Cross Country Checkup·Q&A

Contemporary Indigenous musicians 'bolder and less afraid,' says Susan Aglukark

As part of a Cross Country Checkup special on Canadian songs of the summer, the Juno Award-winning musician from Arviat, Nunavut, reflected on her career, up-and-coming Indigenous musicians and her favourite summer tune.

Inuk singer-songwriter reflects on her groundbreaking career

Inuk singer Susan Aglukark has long included her first language, Inuktitut, in her music. (Darryl Dyck/The Canadian Press)

Inuk singer-songwriter Susan Aglukark says it's "incredible" to see contemporary Indigenous artists taking chances with their music.

"I'm watching now the next generation of artists who are so much bolder and less afraid — if afraid at all, maybe utilizing fear differently — and so brave," she told Cross Country Checkup host Ian Hanomansing.

As part of a Checkup special on Canadian songs of the summer, the Juno Award-winning musician from Arviat, Nunavut, reflected on her career, up-and-coming Indigenous musicians and her favourite summer tune with Hanomansing.

Here is part of that conversation.

When you hear that sentence, "Canadian summer songs," what comes to mind?

The artist that comes to mind — and we listened to growing up — was Glass Tiger.

So there's a song that they released many, many years ago called Diamond Sun. And that's a favourite of ours, obviously, now. But, for sure, Glass Tiger is one of those bands you want to go listen to live over the summer festivals.

And you have a connection to them.

Yeah, I do actually. And who would have thought that I would get a chance to do a song with Glass Tiger when Alan Frew wanted to do a reimagined, rerecorded [version] of some of their hit songs, with the album called 31

He asked if I would translate a verse of his Diamond Sun song, and we ended up recording it together. So that was just one of those incredible moments in my career.

Your career has been incredible, and one of the things that it's done is brought the Inuktitut language to airwaves across the country. Was that something that, when you were younger, you thought, "That's a goal of mine?" Or is it something that just happened?

It's something that just happened ... Inuktitut being my first language, English being my second. 
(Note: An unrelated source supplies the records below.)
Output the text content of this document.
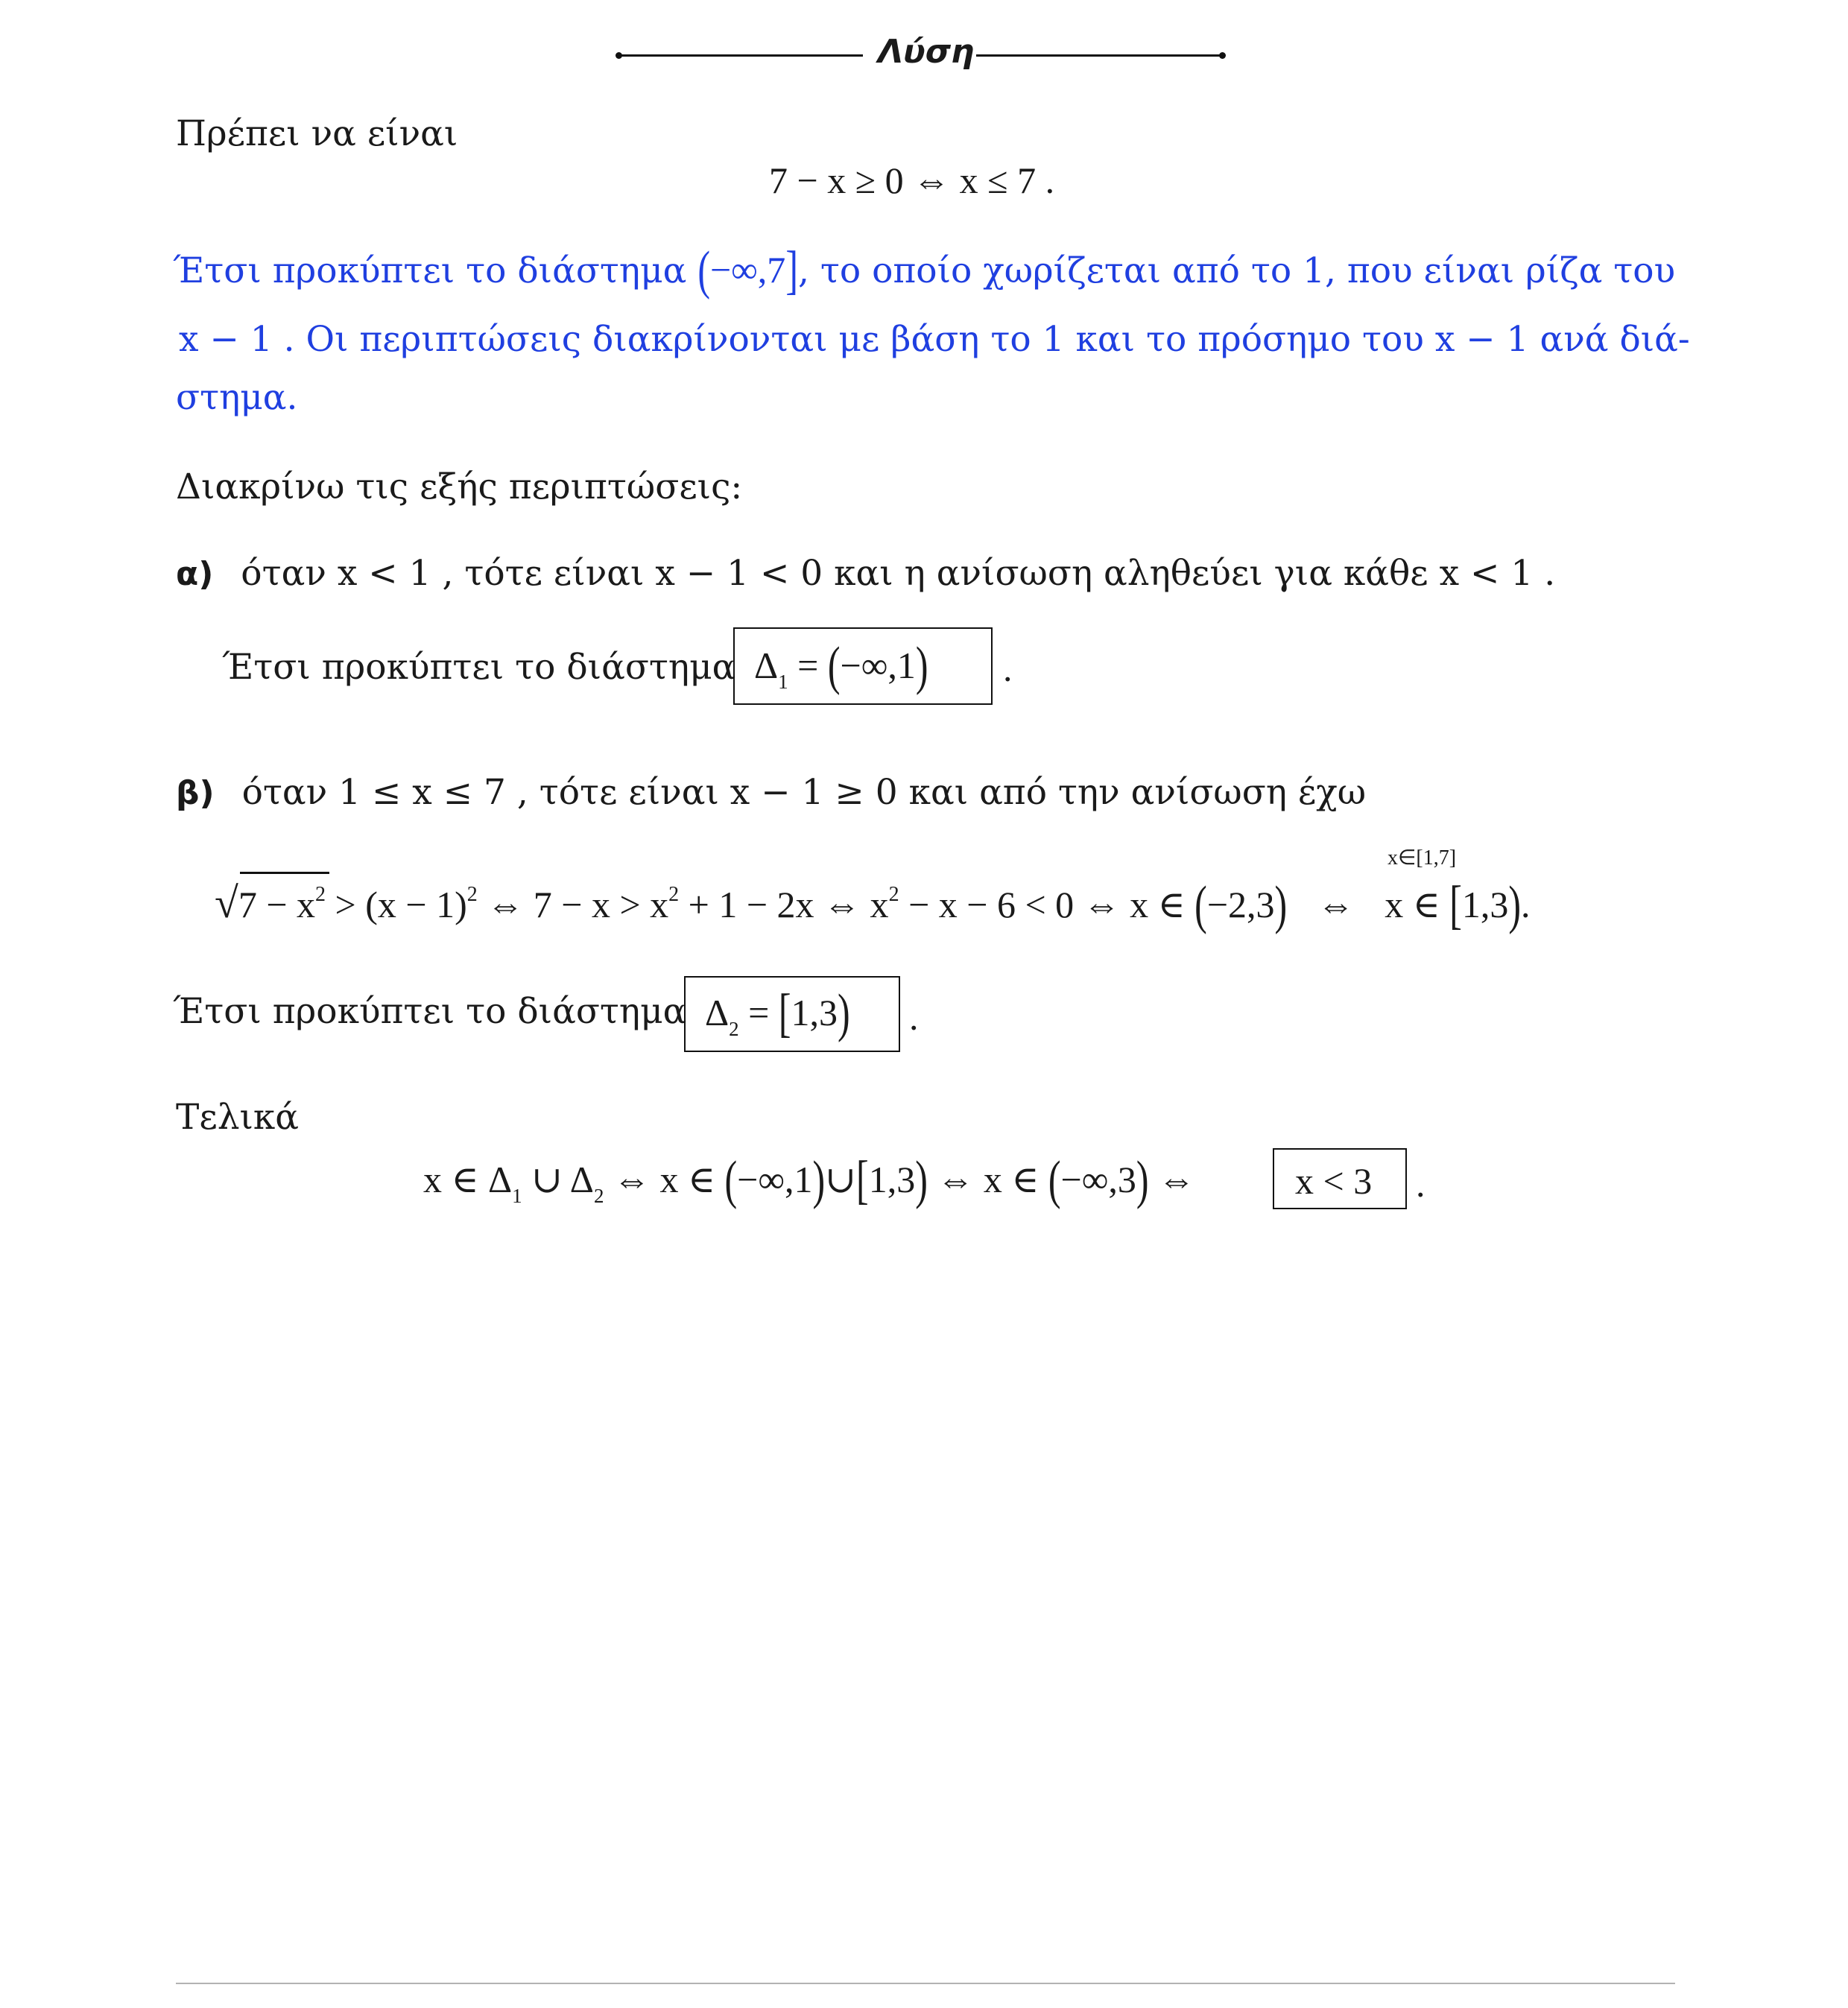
Λύση
Πρέπει να είναι
7 − x ≥ 0 ⇔ x ≤ 7 .
Έτσι προκύπτει το διάστημα (−∞,7], το οποίο χωρίζεται από το 1, που είναι ρίζα του
x − 1 . Οι περιπτώσεις διακρίνονται με βάση το 1 και το πρόσημο του x − 1 ανά διά-
στημα.
Διακρίνω τις εξής περιπτώσεις:
α) όταν x < 1 , τότε είναι x − 1 < 0 και η ανίσωση αληθεύει για κάθε x < 1 .
Έτσι προκύπτει το διάστημα $\Delta_1 = (-\infty,1)$ .
β) όταν 1 ≤ x ≤ 7 , τότε είναι x − 1 ≥ 0 και από την ανίσωση έχω
x∈[1,7]
$√7 - x^2 > (x - 1)^2$ ⇔ $7 - x > x^2 + 1 - 2x$ ⇔ $x^2 - x - 6 < 0$ ⇔ x ∈ (−2,3) ⇔ x ∈ [1,3).
Έτσι προκύπτει το διάστημα $\Delta_2 = [1,3)$ .
Τελικά
x ∈ $\Delta_1$ ∪ $\Delta_2$ ⇔ x ∈ (−∞,1)∪[1,3) ⇔ x ∈ (−∞,3) ⇔	x < 3 .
I wrote, initially, all my poetry, all my creations, whatever we called them in the early years, in Inuktitut translated into English. And it wasn't a movement per se. It was just that's the language I grew up with. 

Singer-songwriter Susan Aglukark speaks before presenting MusiCounts teacher of the year at the 2021 Juno Awards. (CARAS)

So in later years, you come to realize that a lot of our people may not necessarily speak the language. I'm conversational. There's this whole other language that happens traditionally that's quite stunning and a lot of it has survived.... And the movement, of course, is this incredible movement of reinvigorating, reviving traditional language. 

[It's] a privilege to be one of the artists who was able to do that from the early part of my career.

What are the differences for Indigenous artists today compared to when you broke in, in terms of getting into the business but also getting airplay?

There's this whole other sense of boldness and bravery ... the word in Inuktitut is ilira. So that translates to there's always this undertone of colonization, and with it comes this feeling of emotional fear. 

So in the early years ... of my career, I always kind of had to defer to that ilira in me and kind of break that barrier down. But it was always there. 

I'm watching now the next generation of artists who are so much bolder and less afraid — if afraid at all, maybe utilizing fear differently — and so brave. And you see it in their performance, in their writing, in their creation.

That's an incredible thing to observe and to witness right now.

The springtime is this beautiful, beautiful time of the year to be in the Arctic, and you're watching everything emerging fresh.- Susan Aglukark, singer-songwriter

I feel like geography has a real impact on summer songs. There's the whole California sound of the Beach Boys and many other artists since then. And in lots of parts of Canada, it's long days and warm nights and road trips, and all those kinds of things inspire artists. What about for northern artists? Are there things about summer in the North that might inspire musicians differently?

You have to love the North to get this one, but everything about springtime especially gives you this kind of whole new sense of reinvigoration and hope.

The springtime is this beautiful, beautiful time of the year to be in the Arctic, and you're watching everything emerging fresh. So you're kind of drawn to the music that represents that freshness and that sense of hope and brightness. 

We talked about the current generation of artists. What about a summer song that comes to mind from a contemporary artist?

One of my favourites — and I was glad to see that she's releasing new music ... her name is Aasiva.

She's got this song [Piqattiikka] that came out in April and it's a collaboration between her and another Inuit artist named Riit, and the piece of music they released is just so hopeful and beautiful.

Aasiva's music, it's like springtime. It's something fresh coming out of a long winter [and] she's got some beautiful music coming out right now.